Watch Paddy Ashdown Say 'Bastards' Live On The BBC Seven Times In Four Minutes

Lord Ashdown said the word "bastards" seven times in four minutes on BBC News at lunchtime on Tuesday, which must be a new record.

The former Lib Dem leader was asked by the BBC's assistant political editor Norman Smith what he thought of John Major's warning about a Labour-SNP alliance.

In a speech this morning, the former Conservative prime minister said Ed Miliband would be subject to a ''a daily dose of political blackmail'' from nationalists who would ''create merry hell".

But Ashdown said Major seemed to be forgetting his own time in office, which saw him at the mercy of his own eurosceptic backbenchers.

The Lib Dem peer repeatedly used the word "bastards" to illustrate his point.

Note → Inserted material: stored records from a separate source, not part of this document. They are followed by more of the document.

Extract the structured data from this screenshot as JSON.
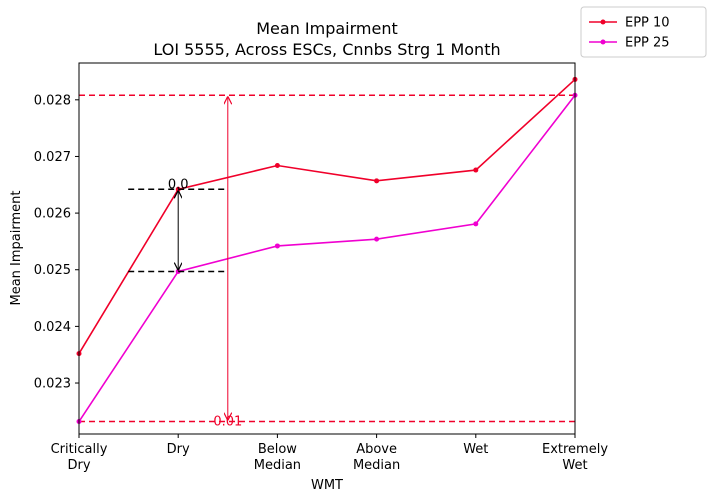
{
  "chart_data": {
    "type": "line",
    "title": "Mean Impairment",
    "subtitle": "LOI 5555, Across ESCs, Cnnbs Strg 1 Month",
    "xlabel": "WMT",
    "ylabel": "Mean Impairment",
    "categories": [
      [
        "Critically",
        "Dry"
      ],
      [
        "Dry"
      ],
      [
        "Below",
        "Median"
      ],
      [
        "Above",
        "Median"
      ],
      [
        "Wet"
      ],
      [
        "Extremely",
        "Wet"
      ]
    ],
    "ylim": [
      0.0221,
      0.02865
    ],
    "yticks": [
      "0.023",
      "0.024",
      "0.025",
      "0.026",
      "0.027",
      "0.028"
    ],
    "ytick_values": [
      0.023,
      0.024,
      0.025,
      0.026,
      0.027,
      0.028
    ],
    "series": [
      {
        "name": "EPP 10",
        "color": "#f0002a",
        "values": [
          0.02352,
          0.02642,
          0.02684,
          0.02657,
          0.02676,
          0.02836
        ]
      },
      {
        "name": "EPP 25",
        "color": "#f000d0",
        "values": [
          0.02232,
          0.02497,
          0.02542,
          0.02554,
          0.02581,
          0.02808
        ]
      }
    ],
    "annotations": {
      "hlines_red": [
        0.02808,
        0.02232
      ],
      "dry_gap": {
        "x_index": 1,
        "top": 0.02642,
        "bottom": 0.02497,
        "label": "0.0"
      },
      "range_arrow": {
        "x_index": 1.5,
        "top": 0.02808,
        "bottom": 0.02232,
        "label": "0.01"
      }
    },
    "legend_position": "top-right, outside plot"
  }
}
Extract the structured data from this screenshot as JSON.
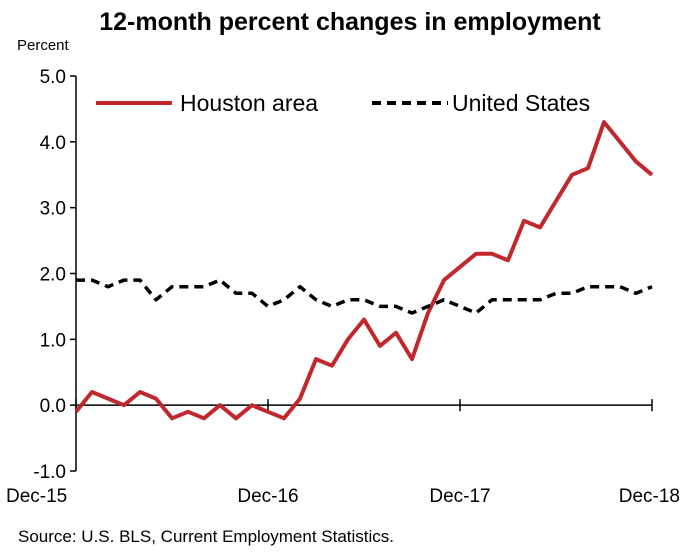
{
  "chart_data": {
    "type": "line",
    "title": "12-month percent changes in employment",
    "ylabel": "Percent",
    "xlabel": "",
    "source": "Source: U.S. BLS, Current Employment Statistics.",
    "ylim": [
      -1.0,
      5.0
    ],
    "yticks": [
      "-1.0",
      "0.0",
      "1.0",
      "2.0",
      "3.0",
      "4.0",
      "5.0"
    ],
    "xticks": [
      "Dec-15",
      "Dec-16",
      "Dec-17",
      "Dec-18"
    ],
    "grid": false,
    "legend_position": "top",
    "x": [
      "Dec-15",
      "Jan-16",
      "Feb-16",
      "Mar-16",
      "Apr-16",
      "May-16",
      "Jun-16",
      "Jul-16",
      "Aug-16",
      "Sep-16",
      "Oct-16",
      "Nov-16",
      "Dec-16",
      "Jan-17",
      "Feb-17",
      "Mar-17",
      "Apr-17",
      "May-17",
      "Jun-17",
      "Jul-17",
      "Aug-17",
      "Sep-17",
      "Oct-17",
      "Nov-17",
      "Dec-17",
      "Jan-18",
      "Feb-18",
      "Mar-18",
      "Apr-18",
      "May-18",
      "Jun-18",
      "Jul-18",
      "Aug-18",
      "Sep-18",
      "Oct-18",
      "Nov-18",
      "Dec-18"
    ],
    "series": [
      {
        "name": "Houston area",
        "color": "#c0282d",
        "style": "solid",
        "values": [
          -0.1,
          0.2,
          0.1,
          0.0,
          0.2,
          0.1,
          -0.2,
          -0.1,
          -0.2,
          0.0,
          -0.2,
          0.0,
          -0.1,
          -0.2,
          0.1,
          0.7,
          0.6,
          1.0,
          1.3,
          0.9,
          1.1,
          0.7,
          1.4,
          1.9,
          2.1,
          2.3,
          2.3,
          2.2,
          2.8,
          2.7,
          3.1,
          3.5,
          3.6,
          4.3,
          4.0,
          3.7,
          3.5
        ]
      },
      {
        "name": "United States",
        "color": "#000000",
        "style": "dashed",
        "values": [
          1.9,
          1.9,
          1.8,
          1.9,
          1.9,
          1.6,
          1.8,
          1.8,
          1.8,
          1.9,
          1.7,
          1.7,
          1.5,
          1.6,
          1.8,
          1.6,
          1.5,
          1.6,
          1.6,
          1.5,
          1.5,
          1.4,
          1.5,
          1.6,
          1.5,
          1.4,
          1.6,
          1.6,
          1.6,
          1.6,
          1.7,
          1.7,
          1.8,
          1.8,
          1.8,
          1.7,
          1.8
        ]
      }
    ]
  }
}
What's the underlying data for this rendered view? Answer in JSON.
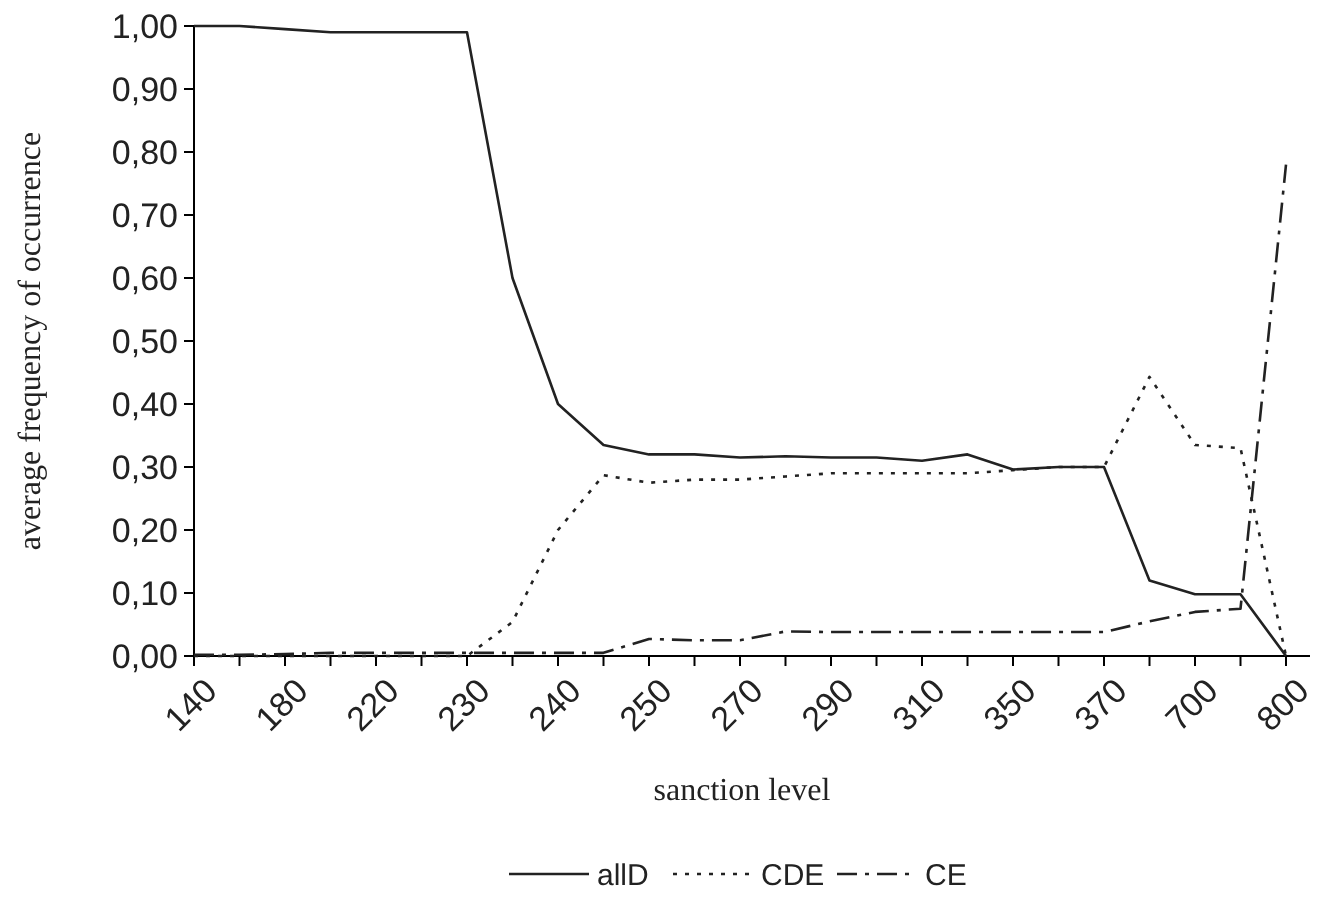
{
  "chart_data": {
    "type": "line",
    "xlabel": "sanction level",
    "ylabel": "average frequency of occurrence",
    "categories": [
      "140",
      null,
      "180",
      null,
      "220",
      null,
      "230",
      null,
      "240",
      null,
      "250",
      null,
      "270",
      null,
      "290",
      null,
      "310",
      null,
      "350",
      null,
      "370",
      null,
      "700",
      null,
      "800"
    ],
    "ylim": [
      0,
      1
    ],
    "yticks": [
      {
        "value": 0,
        "label": "0,00"
      },
      {
        "value": 0.1,
        "label": "0,10"
      },
      {
        "value": 0.2,
        "label": "0,20"
      },
      {
        "value": 0.3,
        "label": "0,30"
      },
      {
        "value": 0.4,
        "label": "0,40"
      },
      {
        "value": 0.5,
        "label": "0,50"
      },
      {
        "value": 0.6,
        "label": "0,60"
      },
      {
        "value": 0.7,
        "label": "0,70"
      },
      {
        "value": 0.8,
        "label": "0,80"
      },
      {
        "value": 0.9,
        "label": "0,90"
      },
      {
        "value": 1,
        "label": "1,00"
      }
    ],
    "grid": false,
    "legend": "bottom",
    "marker": "none",
    "series": [
      {
        "name": "allD",
        "color": "#222222",
        "line_style": "solid",
        "values": [
          1.0,
          1.0,
          0.995,
          0.99,
          0.99,
          0.99,
          0.99,
          0.6,
          0.4,
          0.335,
          0.32,
          0.32,
          0.315,
          0.317,
          0.315,
          0.315,
          0.31,
          0.32,
          0.296,
          0.3,
          0.3,
          0.12,
          0.098,
          0.098,
          0.0
        ]
      },
      {
        "name": "CDE",
        "color": "#222222",
        "line_style": "dotted",
        "values": [
          0,
          0,
          0,
          0,
          0,
          0,
          0,
          0.054,
          0.2,
          0.287,
          0.275,
          0.28,
          0.28,
          0.285,
          0.29,
          0.29,
          0.29,
          0.29,
          0.295,
          0.3,
          0.3,
          0.443,
          0.335,
          0.33,
          0.0
        ]
      },
      {
        "name": "CE",
        "color": "#222222",
        "line_style": "dashed",
        "values": [
          0.002,
          0.002,
          0.003,
          0.005,
          0.005,
          0.005,
          0.005,
          0.005,
          0.005,
          0.005,
          0.027,
          0.025,
          0.025,
          0.039,
          0.038,
          0.038,
          0.038,
          0.038,
          0.038,
          0.038,
          0.038,
          0.055,
          0.07,
          0.075,
          0.78
        ]
      }
    ]
  }
}
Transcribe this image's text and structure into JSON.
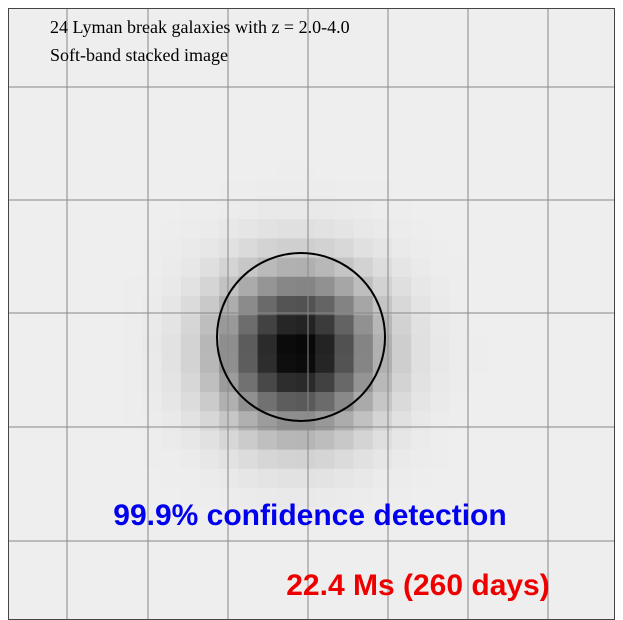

Major famously was caught referring to right-wing Tory MPs who opposed his leadership of the party in the 1990s as "bastards".

  • "Mr Major, who had 16 bastards he called them bastards thats his word not mine, in his party."
  • "Mr Blair used the phrase about Mr Major, because of the bastards, he called him weak, weak, weak."
  • "The Conservative Party today has not 16 bastards, but 60 bastards. Right-wingers who want to do a deal with Ukip."
  • I believe we have as much to fear from the extreme right of the Conservative Party, from the 60 so called bastards, Mr Major's phrase, not mine."
  • "As the 16 bastards crucified Mr Major last time they will do exactly the same with Mr Cameron."

A few moments later, Ashdown popped up on Sky News to use the word "bastards" a couple more times.